Tuesday, 15 December 2009
New Adobe Reader and Acrobat Vulnerability from Adobe
This afternoon, Adobe received reports of a vulnerability in Adobe Reader and Acrobat 9.2 and earlier versions being exploited in the wild (CVE-2009-4324).

Do not use Adobe Acrobat or Acrobat Reader to open PDF files got from untrusted sites.

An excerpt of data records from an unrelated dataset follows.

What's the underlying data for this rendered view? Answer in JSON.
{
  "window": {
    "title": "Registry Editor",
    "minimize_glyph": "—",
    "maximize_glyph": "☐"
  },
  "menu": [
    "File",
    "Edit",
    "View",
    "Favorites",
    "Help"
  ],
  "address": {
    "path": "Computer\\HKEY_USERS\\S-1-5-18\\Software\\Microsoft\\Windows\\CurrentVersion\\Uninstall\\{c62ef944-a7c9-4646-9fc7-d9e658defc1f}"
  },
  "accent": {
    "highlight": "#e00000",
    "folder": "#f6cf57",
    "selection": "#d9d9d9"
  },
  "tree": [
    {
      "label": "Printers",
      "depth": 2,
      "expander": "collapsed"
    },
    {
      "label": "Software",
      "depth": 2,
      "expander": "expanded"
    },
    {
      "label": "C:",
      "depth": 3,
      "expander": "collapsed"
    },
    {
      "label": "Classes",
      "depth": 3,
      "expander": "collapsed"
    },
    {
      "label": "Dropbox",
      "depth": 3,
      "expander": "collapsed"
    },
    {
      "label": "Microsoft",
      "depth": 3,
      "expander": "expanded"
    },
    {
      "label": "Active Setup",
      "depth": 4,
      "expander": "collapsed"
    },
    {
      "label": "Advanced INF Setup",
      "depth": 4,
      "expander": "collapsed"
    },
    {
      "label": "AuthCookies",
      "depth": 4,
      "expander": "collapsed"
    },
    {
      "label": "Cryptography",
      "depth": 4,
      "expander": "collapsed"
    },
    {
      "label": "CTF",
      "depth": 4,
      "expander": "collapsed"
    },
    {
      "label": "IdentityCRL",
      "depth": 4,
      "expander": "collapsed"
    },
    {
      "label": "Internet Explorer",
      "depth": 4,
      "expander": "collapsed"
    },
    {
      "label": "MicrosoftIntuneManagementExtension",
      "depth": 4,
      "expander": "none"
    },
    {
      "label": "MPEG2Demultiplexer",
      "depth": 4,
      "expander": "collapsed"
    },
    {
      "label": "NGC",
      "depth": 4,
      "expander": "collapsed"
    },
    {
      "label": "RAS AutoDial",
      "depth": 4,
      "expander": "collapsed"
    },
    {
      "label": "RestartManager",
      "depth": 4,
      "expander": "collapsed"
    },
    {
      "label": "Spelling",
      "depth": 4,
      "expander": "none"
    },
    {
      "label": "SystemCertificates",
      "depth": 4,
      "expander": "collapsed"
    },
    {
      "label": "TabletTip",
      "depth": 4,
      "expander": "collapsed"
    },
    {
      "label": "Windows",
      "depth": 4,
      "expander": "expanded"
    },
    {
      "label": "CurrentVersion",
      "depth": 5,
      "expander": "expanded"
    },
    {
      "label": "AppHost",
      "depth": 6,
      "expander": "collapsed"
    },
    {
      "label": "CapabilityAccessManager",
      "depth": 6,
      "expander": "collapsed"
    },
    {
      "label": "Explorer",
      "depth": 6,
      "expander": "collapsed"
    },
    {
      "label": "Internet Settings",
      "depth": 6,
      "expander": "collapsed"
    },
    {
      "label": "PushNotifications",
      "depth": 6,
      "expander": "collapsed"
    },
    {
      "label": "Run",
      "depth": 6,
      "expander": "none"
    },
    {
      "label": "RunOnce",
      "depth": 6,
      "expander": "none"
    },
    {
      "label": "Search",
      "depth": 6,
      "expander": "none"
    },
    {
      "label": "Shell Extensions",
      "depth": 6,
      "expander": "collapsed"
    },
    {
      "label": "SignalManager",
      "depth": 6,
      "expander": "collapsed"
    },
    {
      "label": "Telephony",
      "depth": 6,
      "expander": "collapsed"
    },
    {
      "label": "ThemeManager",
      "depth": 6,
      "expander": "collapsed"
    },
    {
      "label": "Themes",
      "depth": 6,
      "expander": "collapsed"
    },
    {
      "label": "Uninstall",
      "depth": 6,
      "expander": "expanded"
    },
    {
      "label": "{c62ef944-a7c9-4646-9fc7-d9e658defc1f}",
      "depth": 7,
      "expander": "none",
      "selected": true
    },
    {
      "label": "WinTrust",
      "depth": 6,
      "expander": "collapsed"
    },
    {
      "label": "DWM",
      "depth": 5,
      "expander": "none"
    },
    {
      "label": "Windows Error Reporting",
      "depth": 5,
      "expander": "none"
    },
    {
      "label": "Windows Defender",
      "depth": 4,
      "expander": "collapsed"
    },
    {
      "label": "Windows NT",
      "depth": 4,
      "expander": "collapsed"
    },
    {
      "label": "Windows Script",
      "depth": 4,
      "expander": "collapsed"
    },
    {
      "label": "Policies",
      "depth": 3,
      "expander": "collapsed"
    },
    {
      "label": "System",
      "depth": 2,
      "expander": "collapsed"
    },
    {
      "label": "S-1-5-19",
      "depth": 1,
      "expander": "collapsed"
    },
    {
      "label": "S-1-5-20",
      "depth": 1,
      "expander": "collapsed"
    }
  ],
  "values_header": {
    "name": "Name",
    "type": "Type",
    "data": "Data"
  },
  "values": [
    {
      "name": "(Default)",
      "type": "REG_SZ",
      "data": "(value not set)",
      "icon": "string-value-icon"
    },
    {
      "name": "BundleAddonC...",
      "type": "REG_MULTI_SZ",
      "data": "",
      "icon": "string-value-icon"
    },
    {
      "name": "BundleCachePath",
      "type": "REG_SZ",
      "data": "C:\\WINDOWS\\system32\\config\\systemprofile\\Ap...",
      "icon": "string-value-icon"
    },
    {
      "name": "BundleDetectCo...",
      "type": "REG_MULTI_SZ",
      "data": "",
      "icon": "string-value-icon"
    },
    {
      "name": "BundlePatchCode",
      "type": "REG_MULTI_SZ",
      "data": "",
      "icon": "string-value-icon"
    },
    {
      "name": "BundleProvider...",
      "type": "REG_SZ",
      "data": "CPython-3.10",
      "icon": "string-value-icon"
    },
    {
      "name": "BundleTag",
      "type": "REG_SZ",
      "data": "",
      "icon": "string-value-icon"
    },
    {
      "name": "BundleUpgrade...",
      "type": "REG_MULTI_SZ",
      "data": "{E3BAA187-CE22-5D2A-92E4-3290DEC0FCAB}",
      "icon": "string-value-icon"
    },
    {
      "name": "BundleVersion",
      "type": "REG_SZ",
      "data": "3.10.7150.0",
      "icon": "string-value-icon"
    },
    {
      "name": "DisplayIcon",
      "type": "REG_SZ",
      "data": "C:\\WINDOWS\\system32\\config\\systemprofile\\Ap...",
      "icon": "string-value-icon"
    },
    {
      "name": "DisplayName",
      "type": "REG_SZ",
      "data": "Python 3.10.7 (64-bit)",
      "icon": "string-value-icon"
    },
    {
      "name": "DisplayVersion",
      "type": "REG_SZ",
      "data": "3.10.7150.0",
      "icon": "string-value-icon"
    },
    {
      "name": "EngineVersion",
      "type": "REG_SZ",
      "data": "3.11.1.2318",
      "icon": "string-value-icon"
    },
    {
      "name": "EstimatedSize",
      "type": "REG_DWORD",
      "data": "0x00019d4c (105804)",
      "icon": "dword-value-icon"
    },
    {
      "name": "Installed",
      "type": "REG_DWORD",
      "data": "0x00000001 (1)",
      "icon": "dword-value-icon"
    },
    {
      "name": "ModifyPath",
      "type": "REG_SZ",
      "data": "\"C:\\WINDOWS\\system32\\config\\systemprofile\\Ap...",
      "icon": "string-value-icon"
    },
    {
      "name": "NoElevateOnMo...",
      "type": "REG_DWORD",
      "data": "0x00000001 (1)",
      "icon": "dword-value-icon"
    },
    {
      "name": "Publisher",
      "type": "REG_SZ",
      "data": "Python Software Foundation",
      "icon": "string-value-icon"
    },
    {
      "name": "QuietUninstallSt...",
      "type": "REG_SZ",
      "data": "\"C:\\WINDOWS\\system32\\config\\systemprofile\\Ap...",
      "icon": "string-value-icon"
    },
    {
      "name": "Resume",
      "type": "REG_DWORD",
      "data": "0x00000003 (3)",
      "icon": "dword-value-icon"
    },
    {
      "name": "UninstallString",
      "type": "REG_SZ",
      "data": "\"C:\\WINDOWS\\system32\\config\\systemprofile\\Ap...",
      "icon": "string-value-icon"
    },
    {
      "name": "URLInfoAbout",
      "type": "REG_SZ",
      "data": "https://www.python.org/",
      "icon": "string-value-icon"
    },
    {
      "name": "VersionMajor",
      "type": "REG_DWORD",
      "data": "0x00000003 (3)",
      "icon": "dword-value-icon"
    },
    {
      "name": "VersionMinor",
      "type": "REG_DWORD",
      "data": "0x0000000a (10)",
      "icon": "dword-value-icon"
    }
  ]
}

If your browser is configured to use Acrobat or Acrobat Reader, rather than some other PDF reader, then disable Javascript now or install something such as NoScript (and then open PDF files only from trusted sites).

Alternate PDF readers may be found listed at PDFReaders.org.

Eternity Is Not a Deadline

Sunday, 22 November 2009

As previously noted, back at the end of April 2008, when WordPress version 2.5.1 was the latest stable release, I reported a bug in the handling of nested q[uotation] elements by WordPress. The bug was scheduled to be fixed with version 2.7. Then, as the release of version 2.7 approached, the bug-fix was rescheduled for version 2.9. When I discovered this rescheduling, I wrote

And there seems no assurance that, about half-a-year from now, that target won’t be reset to version 3.1.

Well, that was actually more than 11 months ago, but two days ago, with version 2.9 in beta, the fix was rescheduled for Future Release, which is to say that it really isn't scheduled at all.

I don't really want to dive into the code to fix the error myself. For one thing, I've been thinking of writing an independent software package that would contain some of the same functionality as that of the package in which the bug resides, and I neither want to license the code of someone else nor face challenge as having perhaps cribbed said code. Further, I'd expect to have to invest significant effort to understand the code before I could properly patch it, and might have no use for the understanding after the patch.